Un primo ragionamento è questo: non è detto che chi resiste al cambiamento sia una persona negativa, o priva di valore. Anzi, molti fra quanti resistono sono dotati di motivazioni e competenze. Semplicemente hanno qualcosa da perdere quando cambiano le attività, le regole, le strutture. E se resistono significa che hanno spina dorsale.
Un secondo ragionamento – collegato al primo – è che ogni cambiamento deve avere una direzione precisa, e deve essere fortemente orientato all’innovazione. Tutto questo può portare stress, ma anche forte motivazione, a patto che sia accompagnato da idonee soluzioni organizzative.
E qui arriva un terzo ragionamento: solo un’organizzazione fortemente decentrata risulta coerente con obiettivi di innovazione, flessibilità, reattività. Solo se la decisione è vicina al problema possiamo essere in grado di risolvere il problema stesso ed essere resistenti di fronte allo stress.

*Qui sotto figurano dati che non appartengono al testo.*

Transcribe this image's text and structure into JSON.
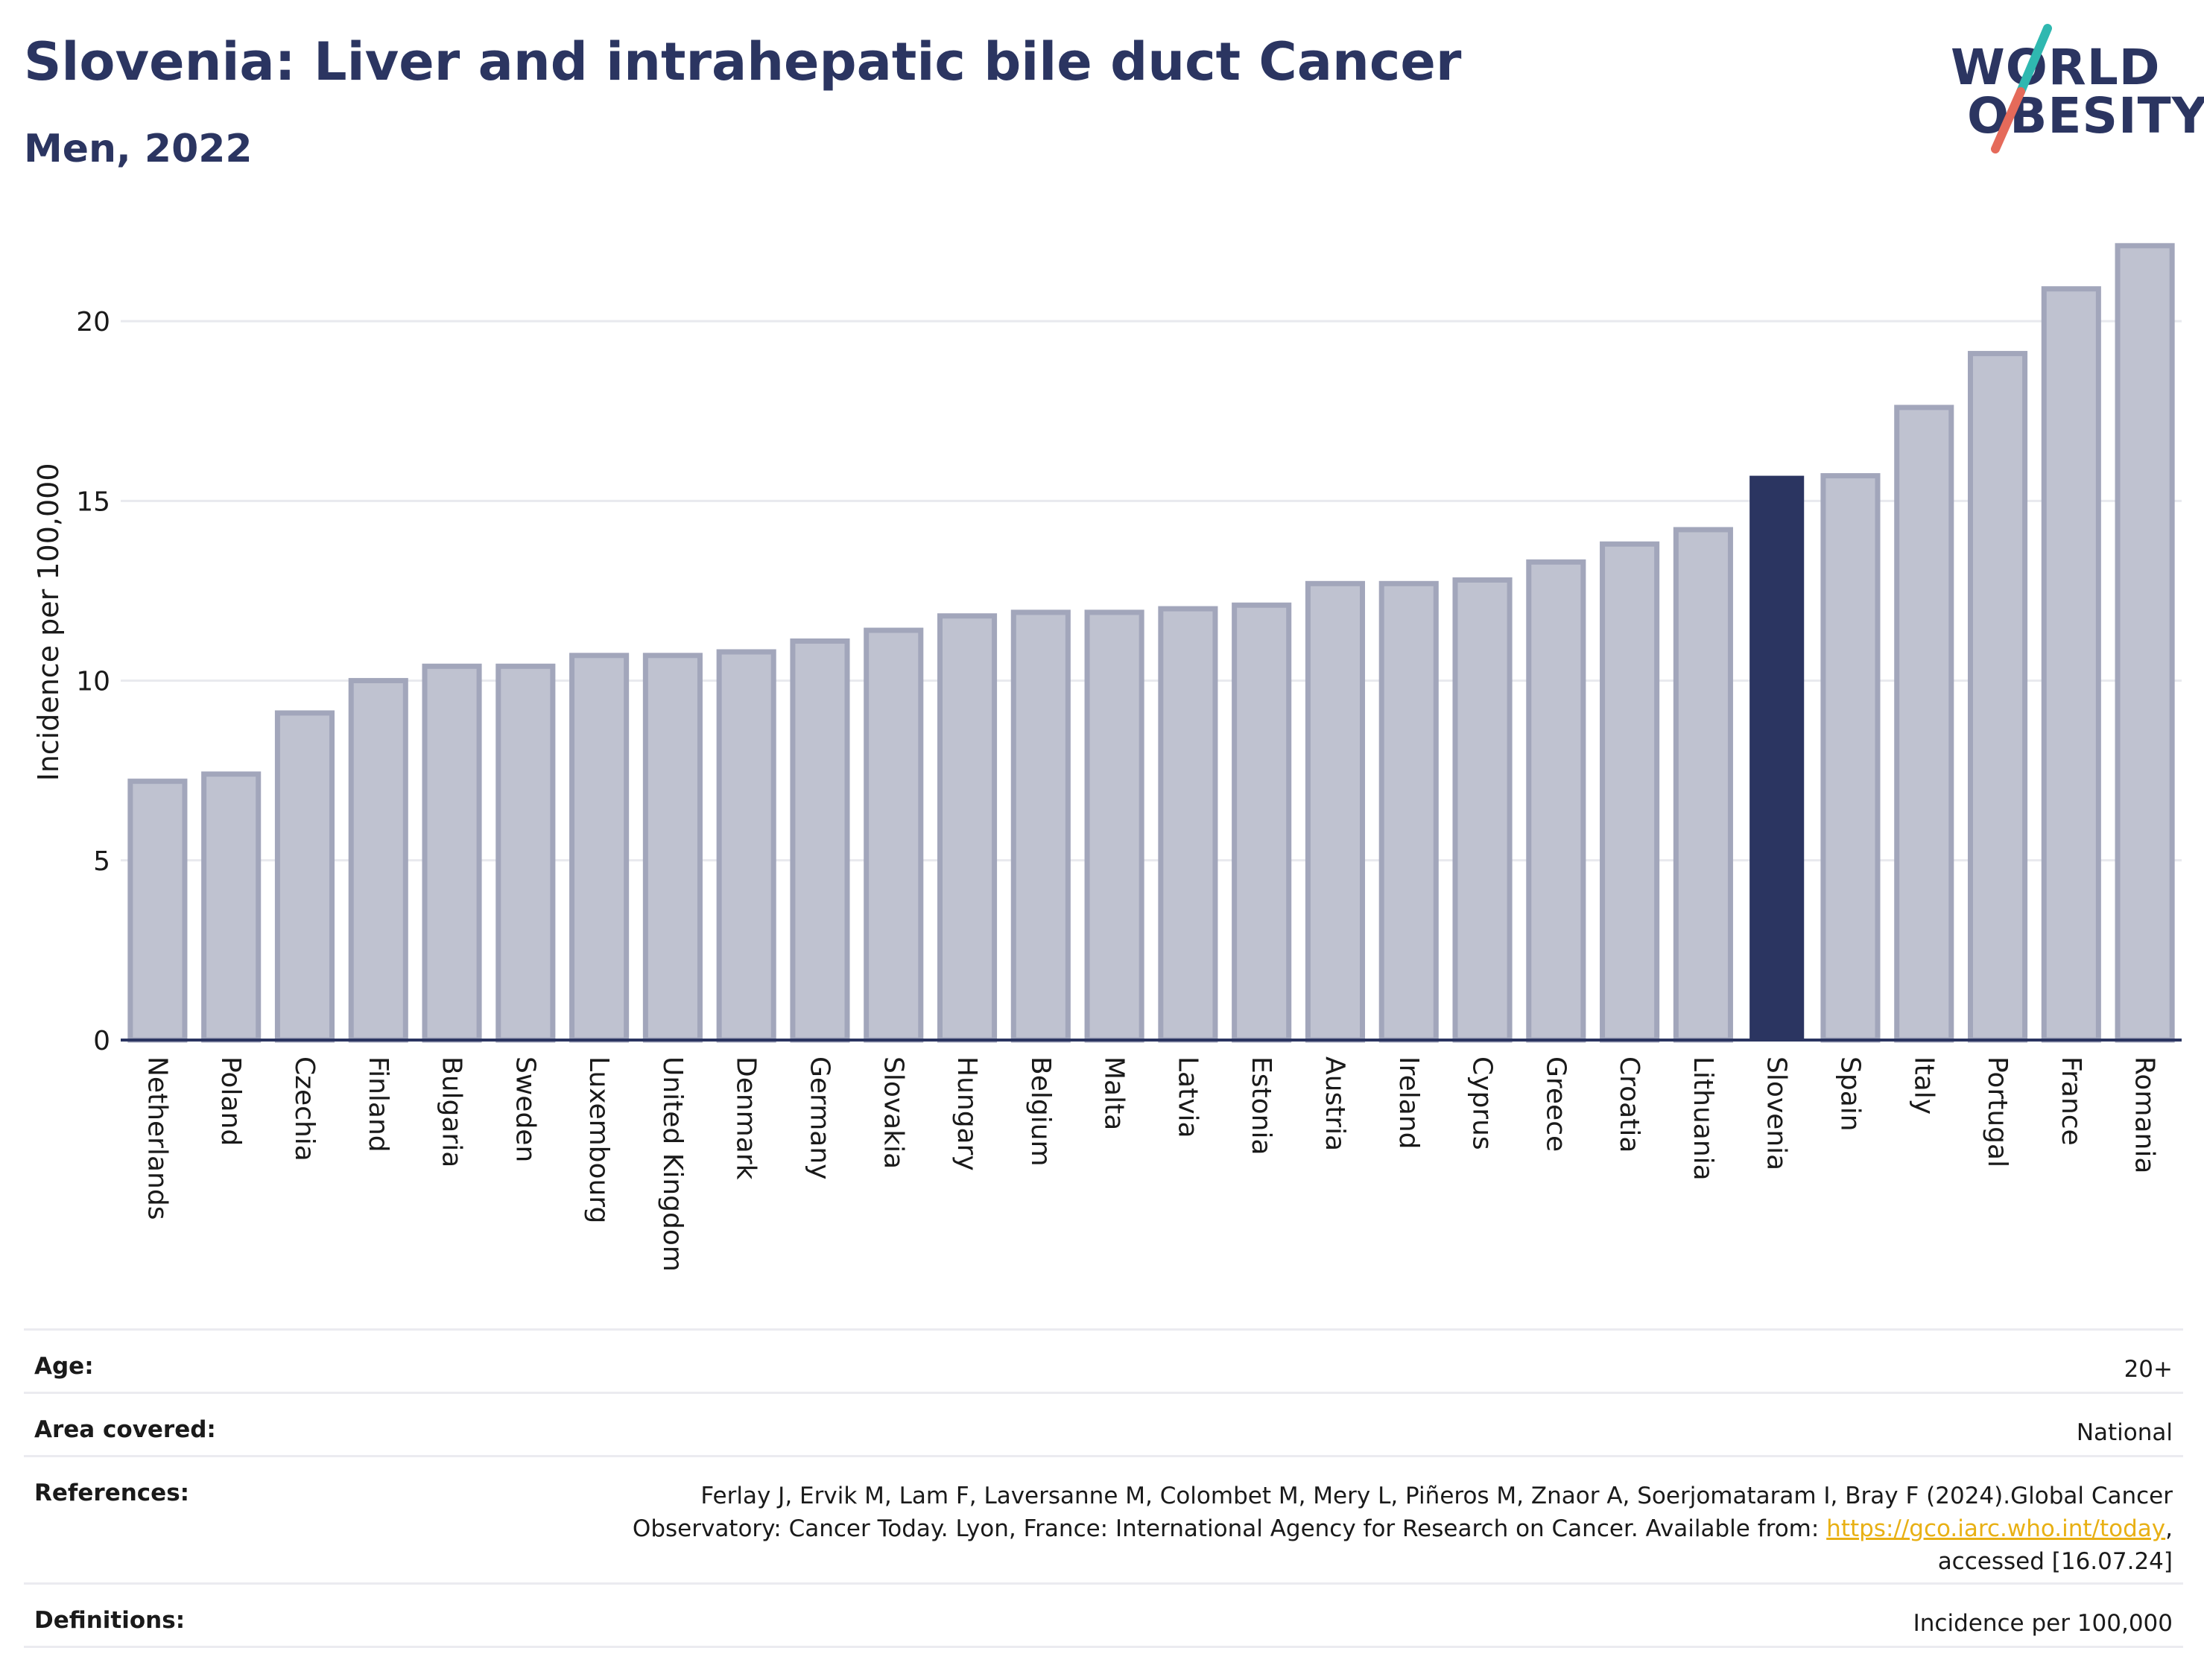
{
  "header": {
    "title": "Slovenia: Liver and intrahepatic bile duct Cancer",
    "subtitle": "Men, 2022"
  },
  "logo": {
    "line1": "WORLD",
    "line2": "OBESITY",
    "text_color": "#2b3561",
    "slash_colors": [
      "#2fb8b0",
      "#e56a5a"
    ]
  },
  "colors": {
    "bar_fill": "#bfc2d0",
    "bar_stroke": "#a2a6bb",
    "highlight": "#2b3561",
    "grid": "#e8e9ee",
    "axis": "#2b3561"
  },
  "chart_data": {
    "type": "bar",
    "title": "Slovenia: Liver and intrahepatic bile duct Cancer",
    "subtitle": "Men, 2022",
    "xlabel": "",
    "ylabel": "Incidence per 100,000",
    "ylim": [
      0,
      22.2
    ],
    "yticks": [
      0,
      5,
      10,
      15,
      20
    ],
    "grid": true,
    "legend": "none",
    "highlight": "Slovenia",
    "categories": [
      "Netherlands",
      "Poland",
      "Czechia",
      "Finland",
      "Bulgaria",
      "Sweden",
      "Luxembourg",
      "United Kingdom",
      "Denmark",
      "Germany",
      "Slovakia",
      "Hungary",
      "Belgium",
      "Malta",
      "Latvia",
      "Estonia",
      "Austria",
      "Ireland",
      "Cyprus",
      "Greece",
      "Croatia",
      "Lithuania",
      "Slovenia",
      "Spain",
      "Italy",
      "Portugal",
      "France",
      "Romania"
    ],
    "values": [
      7.2,
      7.4,
      9.1,
      10.0,
      10.4,
      10.4,
      10.7,
      10.7,
      10.8,
      11.1,
      11.4,
      11.8,
      11.9,
      11.9,
      12.0,
      12.1,
      12.7,
      12.7,
      12.8,
      13.3,
      13.8,
      14.2,
      15.7,
      15.7,
      17.6,
      19.1,
      20.9,
      22.1
    ]
  },
  "footer": {
    "age_label": "Age:",
    "age_value": "20+",
    "area_label": "Area covered:",
    "area_value": "National",
    "references_label": "References:",
    "references_line1": "Ferlay J, Ervik M, Lam F, Laversanne M, Colombet M, Mery L, Piñeros M, Znaor A, Soerjomataram I, Bray F (2024).Global Cancer",
    "references_line2": "Observatory: Cancer Today. Lyon, France: International Agency for Research on Cancer. Available from: ",
    "references_link": "https://gco.iarc.who.int/today",
    "references_line2_end": ",",
    "references_line3": "accessed [16.07.24]",
    "definitions_label": "Definitions:",
    "definitions_value": "Incidence per 100,000"
  }
}
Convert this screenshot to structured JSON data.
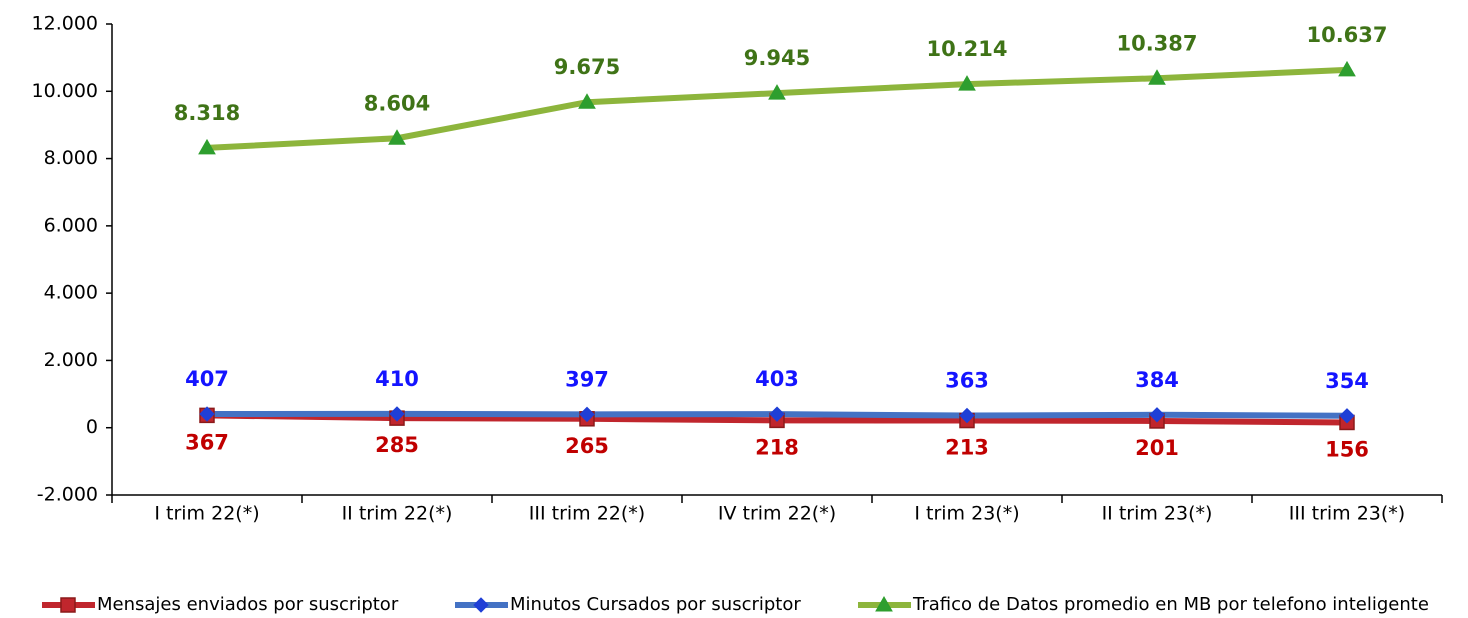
{
  "chart_data": {
    "type": "line",
    "categories": [
      "I trim 22(*)",
      "II trim 22(*)",
      "III trim 22(*)",
      "IV trim 22(*)",
      "I trim 23(*)",
      "II trim 23(*)",
      "III trim 23(*)"
    ],
    "series": [
      {
        "name": "Mensajes enviados por suscriptor",
        "color": "#c0262d",
        "marker": "square",
        "label_color": "#c00000",
        "label_position": "below",
        "values": [
          367,
          285,
          265,
          218,
          213,
          201,
          156
        ]
      },
      {
        "name": "Minutos Cursados por suscriptor",
        "color": "#4472c4",
        "marker_color": "#1f3fd6",
        "marker": "diamond",
        "label_color": "#1414ff",
        "label_position": "above",
        "values": [
          407,
          410,
          397,
          403,
          363,
          384,
          354
        ]
      },
      {
        "name": "Trafico de Datos promedio en MB por telefono inteligente",
        "color": "#8db53c",
        "marker_color": "#2e9e2e",
        "marker": "triangle",
        "label_color": "#3f7317",
        "label_position": "above",
        "values": [
          8318,
          8604,
          9675,
          9945,
          10214,
          10387,
          10637
        ],
        "value_labels": [
          "8.318",
          "8.604",
          "9.675",
          "9.945",
          "10.214",
          "10.387",
          "10.637"
        ]
      }
    ],
    "ylim": [
      -2000,
      12000
    ],
    "yticks": [
      {
        "value": -2000,
        "label": "-2.000"
      },
      0,
      {
        "value": 2000,
        "label": "2.000"
      },
      {
        "value": 4000,
        "label": "4.000"
      },
      {
        "value": 6000,
        "label": "6.000"
      },
      {
        "value": 8000,
        "label": "8.000"
      },
      {
        "value": 10000,
        "label": "10.000"
      },
      {
        "value": 12000,
        "label": "12.000"
      }
    ],
    "grid": false,
    "legend": "bottom"
  }
}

Un quarto ragionamento – collegato col primo – è questo: le persone di cui abbiamo bisogno devono avere capacità ambivalenti. Da un lato devono essere in possesso di competenze e motivazioni necessarie alle attività in essere; dall’altro devono essere orientati al nuovo, alla sperimentazione.
Il quinto ragionamento è la diretta conseguenza del precedente: le persone si impegnano a cambiare ed assumono responsabilità solo se sanno che saranno valutate da capi competenti. In caso contrario faranno resistenza.
Dite che abbiamo superato il numero dei ragionamenti di cui si parlava all’inizio? Io dico che siamo solo all’inizio.